優れた科学者が発見をし、それが国家の戦争勝利につながった歴史上の事例は数多くあります。中でも最もよく知られているのは、第二次世界大戦におけるものです。マンハッタン計画に参加し、アメリカ初の核兵器開発に貢献した物理学者たちと、ナチスの暗号通信を解読したブレッチリー・パークの数学者たちです。
しかし、エンリコ・フェルミ、レオ・シラード、アラン・チューリングらが連合国の勝利に貢献したにもかかわらず、彼ら自身は政治的に大きな権力を握ることはなかったことは注目に値します。彼らはフランクリン・ルーズベルト、ウィンストン・チャーチル、ハリー・トルーマンといった既存の連合国指導者の力を強化しました。

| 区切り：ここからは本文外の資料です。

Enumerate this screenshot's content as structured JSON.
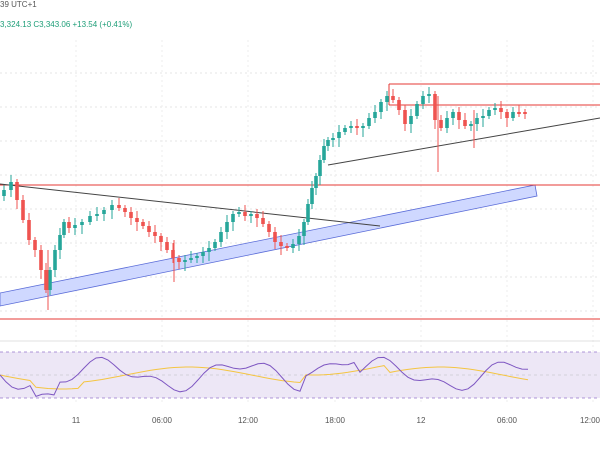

なぜなら、情報だけでは原子爆弾の製造やナチスのメッセージを解読するには不十分だったからです。科学者たちの洞察を実用化するために、政府はウラン濃縮やナチスのメッセージの傍受など、膨大な資源を動員する必要がありました。そのため、フェルミやチューリングほど知能が優れていなかったにもかかわらず、連合国の指導者たちは戦争遂行全体を統制する上で何の問題もありませんでした。